Fast forward to 1947. The Caribbean islands
As the Sindhi did in India, the Africans of the Caribbean pulled themselves together and made a go of it. Not great, but they made life work. They basically ceased being simply “descendants of slaves” and became the West Indian people. But without any real business investment interest, no business training, and no real business development the Caribbean nations found themselves with a large work force but no real business direction to utilize it.
The Epiphany
Let’s see…the Caribbean has a large workforce but no trained business community to utilize that work force.
The Sindhi people have generations-long business acumen and available resources, but no place to call home and no one to help establish new businesses.
Can you see how this whole thing developed?
Some of the Sindhi community in India knew some of the government people on the Caribbean islands of Trinidad and Jamaica. These folks got together and floated the idea that the Sindhi’s who were left without a home in India, could come to the Caribbean and start businesses. They would train and employ the local West Indians, and make their new homes in the Caribbean islands. The Caribbean island governments would provide assistance with relocation and establishing of businesses.
It worked. In fact, it worked very well. Through the mutual hard work of the Sindhi community and the West Indian community, the Caribbean islands were turned into some of the most highly developed nations in the Western Hemisphere. St. Croix is home to the Hovensa Refinery, once reported to be the largest oil refinery in the Western Hemisphere. The world-famous Cruzan Rum distillery produces some of the highest quality rum in the world. The duty-free shopping centers that provide world class shopping to cruise ships and major tourist hotels, including the development of the island tourist industries, all have their roots in this symbiotic relationship that was developed by the resourceful Sindhi and West Indian people after the Partition of India in 1947.
This booming economic development includes the huge jewelry industry that exists throughout the Caribbean islands, and why you see so many Sindhi names like Daswani, Alwani, Khiatani, Melwani, Baharani, Boolchand, Bijlani, Mahtani, Khiani, Mirpuri, Mehwani, the list could go on and on. And I apologize for anyone and everyone I could not name here in this newsletter. But those hardy Sindhi souls who were forced to leave everything behind in Sindh in 1947 and ended up in the Caribbean, have endured the unendurable, survived the un-survivable, and exceeded and triumphed where so many others would have fallen.
Fast Forward to 1994
After I lived on Sint Maarten and St. Thomas for a few years, I returned to Florida and started the Caribbean Gemological Institute, which included traveling around 28 different islands each year. I spent a great deal of time with some of the finest and most professional jewelers I have known. They happen to be Sindhi.
One day, while visiting with a Sindhi friend of mine at his home in Ocho Rios, Jamaica, I spotted his grandfather checking out an old suitcase.
I was later told that despite how successful the families had become, how much they considered the Caribbean islands to be their new homes, that there were many older Sindhi grandfathers and grandmothers who kept carefully packed suitcases under their beds.
Just in case, one day…..
In Honor of my good friend, the late Gul Mahtani of Chulani Duty Free of Jamaica.

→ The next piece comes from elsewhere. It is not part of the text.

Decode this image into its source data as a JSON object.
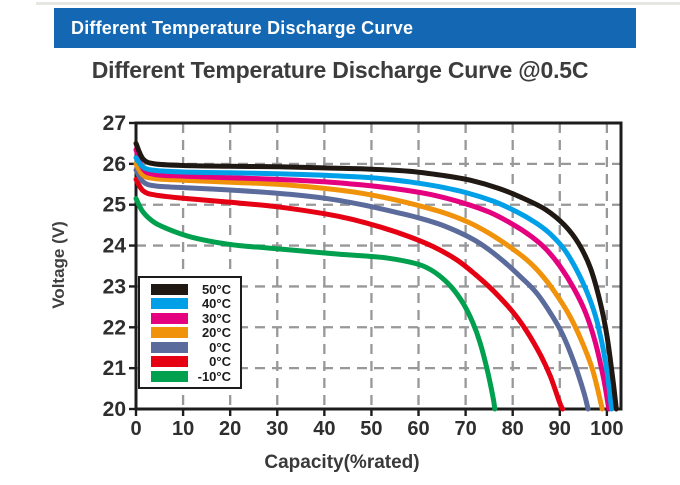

In 1997 on a delayed American Airlines flight from Miami to Montego Bay I had the honor to spend a couple of hours sitting next to Mr. Mahtani. He told me the story of the Sindhi people’s misery during the Partition of India. He told me the story of the Sindhi people’s triumphs in the Caribbean islands .
It was only a couple of hours on a plane but it had a profound impact on me, as have all of the Sindhi people.